B. En matière d’enquêtes lourdes

  1. Le contrôle juridictionnel préalable peut s’avérer très léger.
    Les enquêtes lourdes impliquent l’obtention d’une autorisation préalable du JLD. Le contrôle de fond requis du JLD demeure cependant très léger puisqu’il se limite à la vérification de l’existence de simples présomptions de pratiques anticoncurrentielles sans même qu’il soit nécessaire qu’elles soient graves, précises et concordantes. En pratique, le recours aux ordonnances prérédigées par l’Administration rend le contrôle du JLD assez théorique. Des incohérences manifestes (requête sollicitant une autorisation d’OVS dans un secteur et ordonnance l’autorisant dans un autre sans aucun rapport) ou des délais d’examen particulièrement brefs ou la reprise à l’identique dans l’ordonnance du texte de la requête ne sont jamais remis en cause, les motifs et le dispositif d’une ordonnance sur requête étant réputés avoir été établis par le juge qui l’a signée (jurisprudence constante, V. not. Cass. crim., 28 juin 2023, Concurrences 4/2023, 121).
  2. La mise en oeuvre des garanties prévues en matière d’enquêtes lourdes est d’une telle difficulté et lourdeur qu’elle les rend largement illusoires.
    La quasi-totalité des recours contre l’ordonnance autorisant les OVS sont systématiquement rejetés en pratique. Quant à la contestation du déroulement, les exigences probatoires imposées aux entreprises la rendent très difficile, notamment pour des PME. Ainsi, s’agissant de l’invocation de la confidentialité des échanges avocats-clients, la jurisprudence impose à l’entreprise d’identifier précisément chaque document relevant selon elle de la protection de la confidentialité et de justifier document par document des raisons de la protection (cf. Paris, 27 mars 2024, commenté ci-dessus). En pratique, ces exigences impliquent de faire appel à un prestataire forensic avec tous les coûts liés à son intervention qu’une PME ne peut en général pas se permettre d’engager.
  3. Les correspondances avocats-clients sont finalement bien peu protégées.
    Selon la Chambre criminelle, le fait que les enquêteurs aient eu accès à des documents couverts par le secret avocat-client lors de la saisie des messageries électroniques n’exerce aucune influence sur la régularité des opérations. Seule l’utilisation de tels documents est prohibée. En cas de recours à des scellés fermés provisoires, le fait que le tri des documents confidentiels soit effectué unilatéralement par les enquêteurs leur permet d’en prendre connaissance alors qu’il est possible que les mêmes enquêteurs soient ensuite chargés de l’instruction du dossier. Par ailleurs, en pratique, les rapporteurs de l’Autorité considèrent que la jurisprudence de la Cour de cassation étendant le respect de la confidentialité à toutes les matières (Cass. crim., 20 avril 2022, n° 20- 87.248 ; 4 janv. 2022, n° 20-83.813 et 20 janv. 2021, n° 19-84.292) ne leur est pas applicable et que seuls les échanges avocats-clients en matière de concurrence pourraient être protégés. De même, ils considèrent que la protection devrait se limiter aux droits de la défense alors que de nombreuses décisions reconnaissent que la confidentialité des correspondances de l’avocat concerne tant la défense que le conseil (Cass. 2e civ., 7 nov. 1994, n° 92-17.799 ; Cass. com., 3 mai 2012, n° 11-14.008 ; Cour EDH, 17 nov. 2020, n° 459/18).

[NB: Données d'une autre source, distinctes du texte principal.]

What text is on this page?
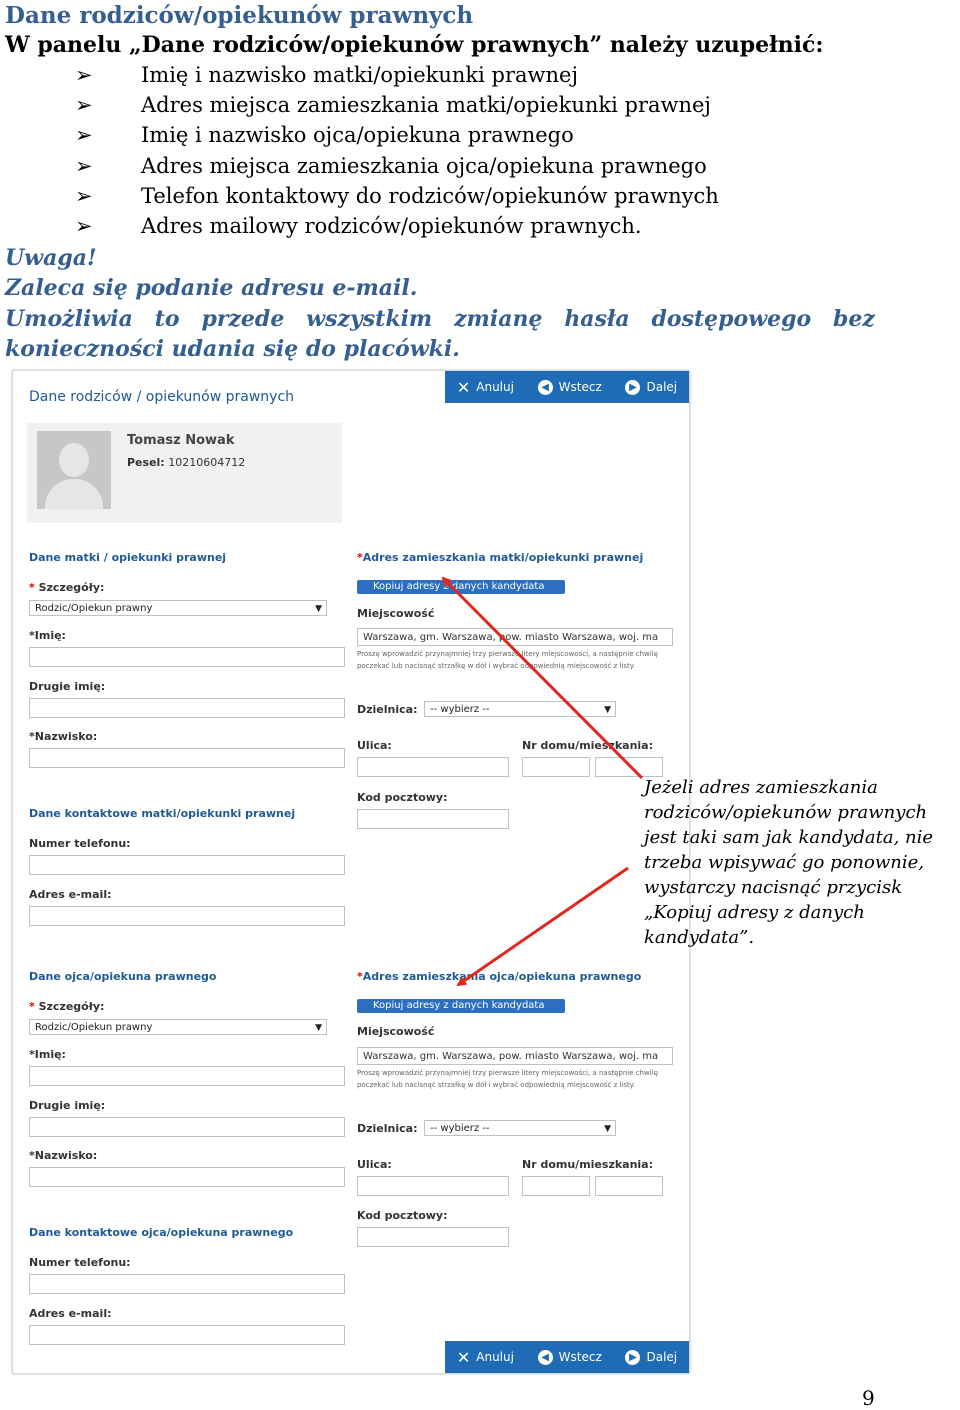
Dane rodziców/opiekunów prawnych
W panelu „Dane rodziców/opiekunów prawnych” należy uzupełnić:
➢ Imię i nazwisko matki/opiekunki prawnej
➢ Adres miejsca zamieszkania matki/opiekunki prawnej
➢ Imię i nazwisko ojca/opiekuna prawnego
➢ Adres miejsca zamieszkania ojca/opiekuna prawnego
➢ Telefon kontaktowy do rodziców/opiekunów prawnych
➢ Adres mailowy rodziców/opiekunów prawnych.
Uwaga!
Zaleca się podanie adresu e-mail.
Umożliwia to przede wszystkim zmianę hasła dostępowego bez
konieczności udania się do placówki.
✕ Anuluj	◀ Wstecz	▶ Dalej
Dane rodziców / opiekunów prawnych
Tomasz Nowak
Pesel: 10210604712
Dane matki / opiekunki prawnej
* Szczegóły:
Rodzic/Opiekun prawny	▼
*Imię:
Drugie imię:
*Nazwisko:
Dane kontaktowe matki/opiekunki prawnej
Numer telefonu:
Adres e-mail:
*Adres zamieszkania matki/opiekunki prawnej
Kopiuj adresy z danych kandydata
Miejscowość
Warszawa, gm. Warszawa, pow. miasto Warszawa, woj. ma
Proszę wprowadzić przynajmniej trzy pierwsze litery miejscowości, a następnie chwilę poczekać lub nacisnąć strzałkę w dół i wybrać odpowiednią miejscowość z listy.
Dzielnica:	-- wybierz --	▼
Ulica:	Nr domu/mieszkania:
Kod pocztowy:
Dane ojca/opiekuna prawnego
* Szczegóły:
Rodzic/Opiekun prawny	▼
*Imię:
Drugie imię:
*Nazwisko:
Dane kontaktowe ojca/opiekuna prawnego
Numer telefonu:
Adres e-mail:
*Adres zamieszkania ojca/opiekuna prawnego
Kopiuj adresy z danych kandydata
Miejscowość
Warszawa, gm. Warszawa, pow. miasto Warszawa, woj. ma
Proszę wprowadzić przynajmniej trzy pierwsze litery miejscowości, a następnie chwilę poczekać lub nacisnąć strzałkę w dół i wybrać odpowiednią miejscowość z listy.
Dzielnica:	-- wybierz --	▼
Ulica:	Nr domu/mieszkania:
Kod pocztowy:
✕ Anuluj	◀ Wstecz	▶ Dalej
Jeżeli adres zamieszkania rodziców/opiekunów prawnych jest taki sam jak kandydata, nie trzeba wpisywać go ponownie, wystarczy nacisnąć przycisk „Kopiuj adresy z danych kandydata”.
9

II. Le recours à des procédures moins protectrices des droits de la défense que la procédure d’OVS de l’article L. 450-4 du Code de commerce.
En pratique, les services d’instruction n’hésitent pas à utiliser la procédure d’enquête simple pour effectuer des demandes de communication massive de documents, générales et imprécises, conduisant à des recherches informatiques très proches d’une enquête lourde, ou encore à utiliser les perquisitions pénales au lieu des opérations de visites et saisies prévues par le droit spécial de la concurrence.

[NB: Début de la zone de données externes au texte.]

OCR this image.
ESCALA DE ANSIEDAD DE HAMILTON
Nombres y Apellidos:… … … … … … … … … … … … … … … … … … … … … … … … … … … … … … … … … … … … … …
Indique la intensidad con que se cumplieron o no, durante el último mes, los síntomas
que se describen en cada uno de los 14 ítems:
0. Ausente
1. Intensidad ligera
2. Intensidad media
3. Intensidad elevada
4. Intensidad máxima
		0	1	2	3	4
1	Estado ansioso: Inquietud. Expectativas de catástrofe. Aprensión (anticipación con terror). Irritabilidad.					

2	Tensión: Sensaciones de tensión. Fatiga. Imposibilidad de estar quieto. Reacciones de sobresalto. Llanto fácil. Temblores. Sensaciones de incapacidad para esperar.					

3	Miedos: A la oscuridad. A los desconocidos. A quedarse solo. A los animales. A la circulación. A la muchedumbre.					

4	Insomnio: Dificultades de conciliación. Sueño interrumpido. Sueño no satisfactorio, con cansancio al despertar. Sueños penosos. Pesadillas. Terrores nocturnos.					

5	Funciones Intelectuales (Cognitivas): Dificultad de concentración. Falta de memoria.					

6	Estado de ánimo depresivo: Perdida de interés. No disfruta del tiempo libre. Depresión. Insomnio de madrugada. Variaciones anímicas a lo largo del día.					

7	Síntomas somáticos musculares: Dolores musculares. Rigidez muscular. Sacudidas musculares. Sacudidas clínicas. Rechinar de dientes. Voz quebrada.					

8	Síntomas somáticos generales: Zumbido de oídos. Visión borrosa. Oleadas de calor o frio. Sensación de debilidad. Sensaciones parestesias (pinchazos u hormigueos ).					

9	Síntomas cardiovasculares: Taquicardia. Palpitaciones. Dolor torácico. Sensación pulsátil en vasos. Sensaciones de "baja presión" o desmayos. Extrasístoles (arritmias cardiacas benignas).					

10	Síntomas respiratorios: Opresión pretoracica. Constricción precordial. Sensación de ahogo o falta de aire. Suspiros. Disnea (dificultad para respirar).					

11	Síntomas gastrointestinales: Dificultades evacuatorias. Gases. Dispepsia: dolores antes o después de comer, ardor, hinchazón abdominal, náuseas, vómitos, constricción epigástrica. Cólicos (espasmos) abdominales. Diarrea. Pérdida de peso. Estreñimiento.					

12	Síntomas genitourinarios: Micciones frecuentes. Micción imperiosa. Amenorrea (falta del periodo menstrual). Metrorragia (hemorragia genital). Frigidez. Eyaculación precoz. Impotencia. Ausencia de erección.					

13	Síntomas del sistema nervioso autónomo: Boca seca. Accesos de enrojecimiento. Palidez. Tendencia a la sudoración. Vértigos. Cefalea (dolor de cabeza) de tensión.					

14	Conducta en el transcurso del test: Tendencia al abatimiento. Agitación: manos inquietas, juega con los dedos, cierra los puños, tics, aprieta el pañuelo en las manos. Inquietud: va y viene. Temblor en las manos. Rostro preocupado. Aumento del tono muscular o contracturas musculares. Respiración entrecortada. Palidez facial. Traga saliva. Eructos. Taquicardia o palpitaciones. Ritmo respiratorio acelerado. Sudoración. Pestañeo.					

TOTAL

A. Le recours à une enquête simple « alourdie » de préférence à une enquête lourde.
En matière d’enquête simple, il a ainsi pu être demandé une recherche sur les boîtes mails d’une organisation professionnelle portant sur près de 10 années de communications électroniques concernant toutes les correspondances échangées avec 32 personnes sur une question, conduisant à la remise contrainte, sous peine de sanctions, de 17 000 documents sans qu’une telle pratique ne soit condamnée par l’Autorité de la concurrence (Aut. conc., 29 déc. 2023, n° 23-D-15). Pourtant, elle permet des pêches aux informations similaires à celle pouvant être réalisée en matière d’enquête lourde mais sans aucune des garanties prévues en cas d’OVS réalisées sur le fondement de l’article L 450-4 du Code de commerce.

B. Le recours aux perquisitions pénales de préférence aux enquêtes lourdes.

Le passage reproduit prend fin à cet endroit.